Valerie raised an eyebrow and stepped into the room. She walked around the bed to face him. An arm rested under his head and his other fell over the side of the mattress. His shirt was halfway pulled up, exposing a lean muscled back, and his hair was almost completely out of its holder. A few stray hairs straggled over his cheek.
Something squirmed in her stomach at the sight of his face. She always thought that "looking younger in your sleep" was just something that only existed in books, but Dan's face was soft and peaceful, and really did look half a decade younger than it should. And all the anger and malice was hidden away.
Before she realized what she was doing, she moved a stray piece of hair behind his ear. As soon as her fingers brushed his skin, his eyes shot open. They were bright scarlet.
Valerie jumped back, expecting some sort of attack, but to her surprise, Dan jolted away from her, as well. They both stared at each other for several seconds, wide eyed, and Valerie could feel her cheeks heating.
Finally, she cleared her throat and straightened. "Sorry," she muttered as she stood.
Dan frowned and sat up. "What?"
"I, uh, came in here to check on you—"
"No, why did you apologize?" he said, pinning her with a keen look.
She could feel herself growing even redder. "I didn't mean to wake you up."
His frown deepened. "What were you doing to me while I was asleep?"
She let out a sharp sigh. "I just came in here to check on you," she repeated herself more firmly this time.
Dan raised an eyebrow and threw his legs over the side of the bed. Looking up at her, he tilted his head to the side and gave her a suggestive look, "Oh, check on me, you say?"
She frowned and took a step back from him. "I just wanted to make sure you didn't destroy the room like a badly trained animal."
He raised an eyebrow, still giving her bedroom eyes. "You're lying. You ordered me not to destroy anything, remember? Or do you doubt the power of your magical MacGuffin?"
Valerie frowned. "No, I—" She cut herself off with a sigh and raised a hand to rub a spot over her eyebrow. "I've just had a long night. I'm starving and I'm tired. I think I'm gonna go now."
She turned to leave. Dan shot up from the bed and blurted, "Wait."
Valerie looked over her shoulder at him with a questioning look.
He scuffed his foot against the ground and started to raise a hand to rub the back of his neck before he stopped himself.
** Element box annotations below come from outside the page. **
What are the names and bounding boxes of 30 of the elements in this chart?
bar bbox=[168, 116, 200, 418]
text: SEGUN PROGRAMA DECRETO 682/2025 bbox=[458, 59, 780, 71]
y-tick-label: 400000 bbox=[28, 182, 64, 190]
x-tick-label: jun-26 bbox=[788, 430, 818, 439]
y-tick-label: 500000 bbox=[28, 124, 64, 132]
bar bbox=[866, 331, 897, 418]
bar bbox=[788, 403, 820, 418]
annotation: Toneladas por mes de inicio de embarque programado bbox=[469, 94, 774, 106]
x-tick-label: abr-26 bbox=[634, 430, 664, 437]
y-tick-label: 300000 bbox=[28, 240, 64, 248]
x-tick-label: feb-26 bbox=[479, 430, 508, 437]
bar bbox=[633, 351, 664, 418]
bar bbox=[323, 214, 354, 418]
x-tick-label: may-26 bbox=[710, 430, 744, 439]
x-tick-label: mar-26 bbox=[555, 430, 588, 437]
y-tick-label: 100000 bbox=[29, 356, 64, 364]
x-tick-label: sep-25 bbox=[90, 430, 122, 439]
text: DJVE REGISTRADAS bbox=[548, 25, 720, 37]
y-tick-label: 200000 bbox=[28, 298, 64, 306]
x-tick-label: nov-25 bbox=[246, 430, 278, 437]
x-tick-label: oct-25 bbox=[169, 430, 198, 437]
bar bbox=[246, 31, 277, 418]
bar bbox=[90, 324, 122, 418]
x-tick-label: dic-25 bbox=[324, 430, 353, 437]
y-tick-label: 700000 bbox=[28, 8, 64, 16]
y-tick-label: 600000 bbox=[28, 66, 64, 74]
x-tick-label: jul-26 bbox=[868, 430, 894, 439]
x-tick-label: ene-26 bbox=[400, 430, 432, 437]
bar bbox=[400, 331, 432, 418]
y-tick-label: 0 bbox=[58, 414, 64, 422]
It was an uncharacteristic display of awkwardness, and a familiar gesture she had seen Danny do a thousand times.
"Uh, where are you going?" he said trying to recover face.
She turned her full body to face him. "I was going to grab something to eat from the mess hall and then go to bed. Why?"
He hesitated for a second then said, "Can I come?"
Valerie blinked. "Why?" she asked again.
He shrugged. "I'm bored, obviously."
Valerie started to fidget. Clockwork said it would be in their best interest if she tried to "befriend" Dan. Valerie didn't agree, but Phantom seemed to already be doing half the work for her. She was still reluctant to spend any time she didn't absolutely have to with him.
"You were just a sleep. You're not still tired?"
"I don't sleep because I'm tired," he explained tersely.
She sighed and massaged her brow. "Alright, you can come, but try not to act like a maniac."